LLM Drift is definite changes in LLM responses over a relatively short period of time. This is not related to LLMs being in essence non-deterministic or related to slight prompt engineering wording changes; but rather fundamental changes to the LLM.
A recent study found that over a period of four months, the response accuracy of GPT-4 and GPT-3.5 fluctuates considerably in the positive but more alarming…negatively.
The study found that both GPT-3.5 and GPT-4 varied significantly and that there was performance degradation on some tasks.
Our findings highlight the need to continuously monitor LLMs behaviour over time. — Source
The schematic below shows the fluctuation in model accuracy over a period of four months. it some cases the deprecation is quite stark, being more than 60% loss in accuracy.
The output of LLMs are non-deterministic, this means that the exact input, to the same LLM, at different times, will most probably yield different responses over time.
In essence this is not a problem, and wording can differ while the ground truth remains the same.
However, there are instances where there are aberrations in the response of the LLM. For instance, LLMs are deprecated and migration is often necessitated, as we saw recently with OpenAI deprecating a number of models. Hence the prompt remains the same, but the underlying model referenced change.
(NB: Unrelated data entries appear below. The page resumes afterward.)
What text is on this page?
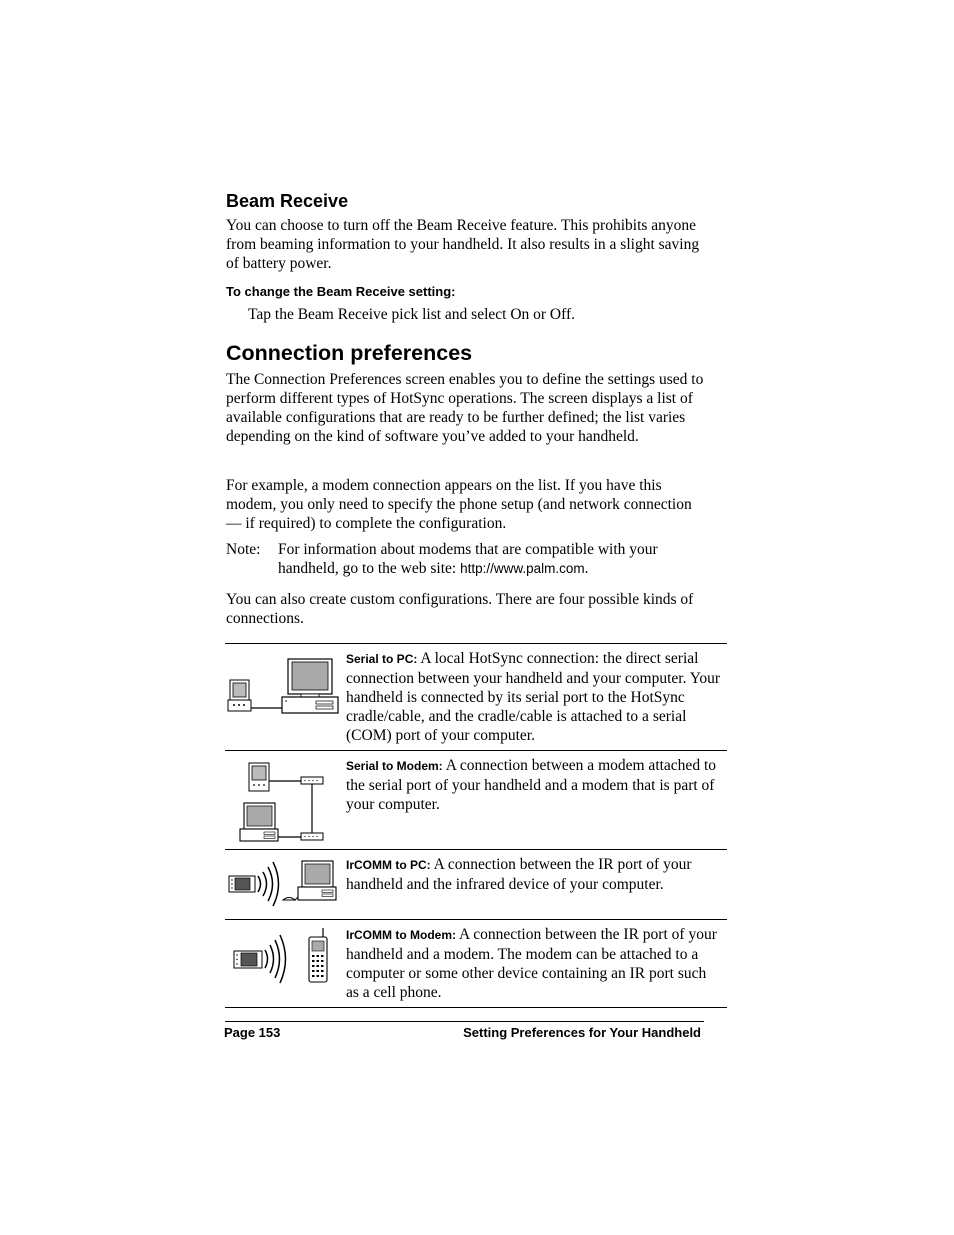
Beam Receive

You can choose to turn off the Beam Receive feature. This prohibits anyone from beaming information to your handheld. It also results in a slight saving of battery power.

To change the Beam Receive setting:

Tap the Beam Receive pick list and select On or Off.

Connection preferences

The Connection Preferences screen enables you to define the settings used to perform different types of HotSync operations. The screen displays a list of available configurations that are ready to be further defined; the list varies depending on the kind of software you’ve added to your handheld.

For example, a modem connection appears on the list. If you have this modem, you only need to specify the phone setup (and network connection — if required) to complete the configuration.

Note: For information about modems that are compatible with your handheld, go to the web site: http://www.palm.com.

You can also create custom configurations. There are four possible kinds of connections.

Serial to PC: A local HotSync connection: the direct serial connection between your handheld and your computer. Your handheld is connected by its serial port to the HotSync cradle/cable, and the cradle/cable is attached to a serial (COM) port of your computer.
Serial to Modem: A connection between a modem attached to the serial port of your handheld and a modem that is part of your computer.
IrCOMM to PC: A connection between the IR port of your handheld and the infrared device of your computer.
IrCOMM to Modem: A connection between the IR port of your handheld and a modem. The modem can be attached to a computer or some other device containing an IR port such as a cell phone.
Page 153	Setting Preferences for Your Handheld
The data which is injected into the prompt at inference might also be different at times. Suffice to say all of these factors contribute to a phenomenon known as prompt drift.
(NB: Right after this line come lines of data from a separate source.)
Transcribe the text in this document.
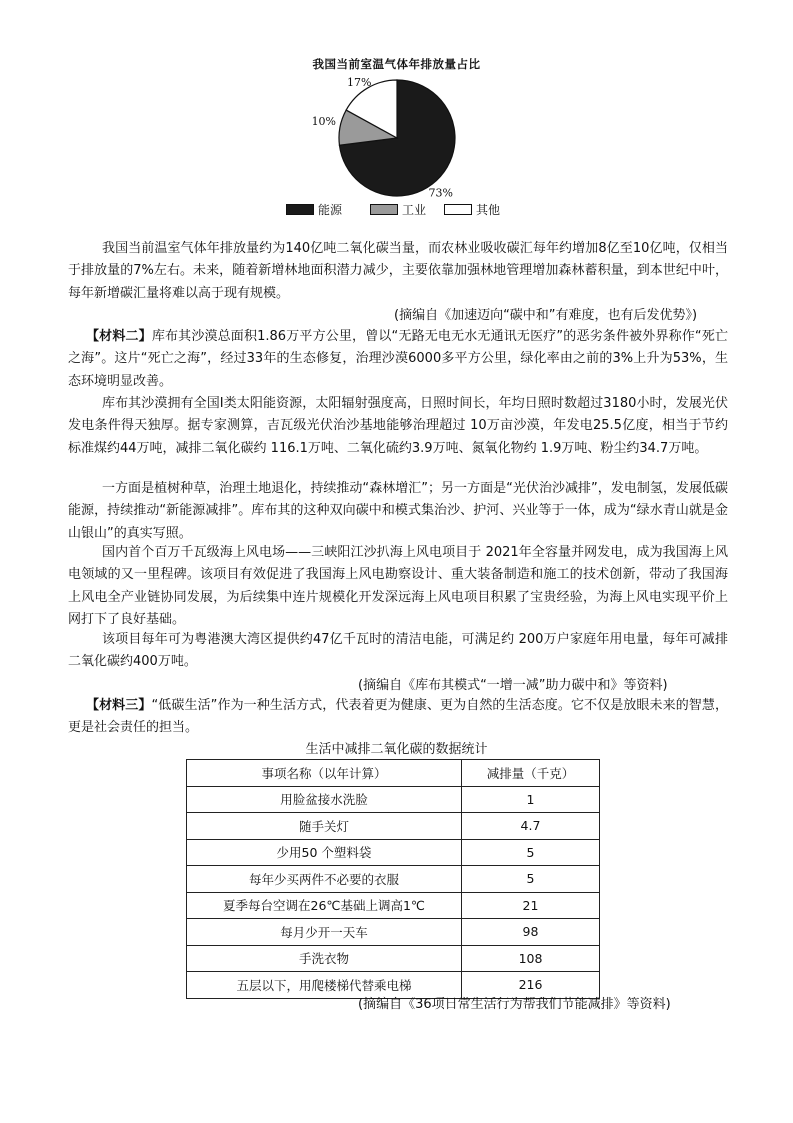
我国当前室温气体年排放量占比
73%
10%
17%
能源	工业	其他

我国当前温室气体年排放量约为140亿吨二氧化碳当量，而农林业吸收碳汇每年约增加8亿至10亿吨，仅相当于排放量的7%左右。未来，随着新增林地面积潜力减少，主要依靠加强林地管理增加森林蓄积量，到本世纪中叶，每年新增碳汇量将难以高于现有规模。

(摘编自《加速迈向“碳中和”有难度，也有后发优势》)

【材料二】库布其沙漠总面积1.86万平方公里，曾以“无路无电无水无通讯无医疗”的恶劣条件被外界称作“死亡之海”。这片“死亡之海”，经过33年的生态修复，治理沙漠6000多平方公里，绿化率由之前的3%上升为53%，生态环境明显改善。

库布其沙漠拥有全国I类太阳能资源，太阳辐射强度高，日照时间长，年均日照时数超过3180小时，发展光伏发电条件得天独厚。据专家测算，吉瓦级光伏治沙基地能够治理超过 10万亩沙漠，年发电25.5亿度，相当于节约标准煤约44万吨，减排二氧化碳约 116.1万吨、二氧化硫约3.9万吨、氮氧化物约 1.9万吨、粉尘约34.7万吨。

一方面是植树种草，治理土地退化，持续推动“森林增汇”；另一方面是“光伏治沙减排”，发电制氢，发展低碳能源，持续推动“新能源减排”。库布其的这种双向碳中和模式集治沙、护河、兴业等于一体，成为“绿水青山就是金山银山”的真实写照。

国内首个百万千瓦级海上风电场——三峡阳江沙扒海上风电项目于 2021年全容量并网发电，成为我国海上风电领域的又一里程碑。该项目有效促进了我国海上风电勘察设计、重大装备制造和施工的技术创新，带动了我国海上风电全产业链协同发展，为后续集中连片规模化开发深远海上风电项目积累了宝贵经验，为海上风电实现平价上网打下了良好基础。

该项目每年可为粤港澳大湾区提供约47亿千瓦时的清洁电能，可满足约 200万户家庭年用电量，每年可减排二氧化碳约400万吨。

(摘编自《库布其模式“一增一减”助力碳中和》等资料)

【材料三】“低碳生活”作为一种生活方式，代表着更为健康、更为自然的生活态度。它不仅是放眼未来的智慧，更是社会责任的担当。

生活中减排二氧化碳的数据统计
事项名称（以年计算）	减排量（千克）
用脸盆接水洗脸	1
随手关灯	4.7
少用50 个塑料袋	5
每年少买两件不必要的衣服	5
夏季每台空调在26℃基础上调高1℃	21
每月少开一天车	98
手洗衣物	108
五层以下，用爬楼梯代替乘电梯	216
(摘编自《36项日常生活行为帮我们节能减排》等资料)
Prompt Drift is the phenomenon where a prompt yields different responses over time due to model changes, model migration or changes in prompt-injection data at inference.
There has been the emergence of Prompt Management and testing interfaces, like for instance GALE introduced by Kore.ai.
There is a definite market-need to ensure generative applications (Gen-Apps) can be tested prior to large language model migration/deprecation.
And if a model could be largely agnostic to the underlying LLM, so much the better. One avenue to move closer to achieving this, is leveraging in-context learning (ICL) capabilities of Large Language Models.
Cascading is when an aberration or deviation is introduced by one of the nodes in a chain, and this unexpected exception is carried over to the next node, where the exception will most probably be exacerbated.
With each node output deviating further-and-further from the intended outcome.
This phenomenon is commonly referred to as cascading.
Prompt chaining should not viewed in isolation, but rather consider Prompt Engineering as a discipline which consists of several legs.
The wording or technique followed when prompting the LLM is also important and has a demonstrable effect on the quality of the output.
Prompt Engineering is the foundation of Chaining and the discipline of Prompt Engineering is very simple and accessible.
However, as the LLM landscape develops, prompts are becoming programable (templates and context injection via RAG) and incorporated into increasing complex structures.
Hence chaining are being supported by elements like Agents, Pipelines, Chain-of-Thought Reasoning, etc.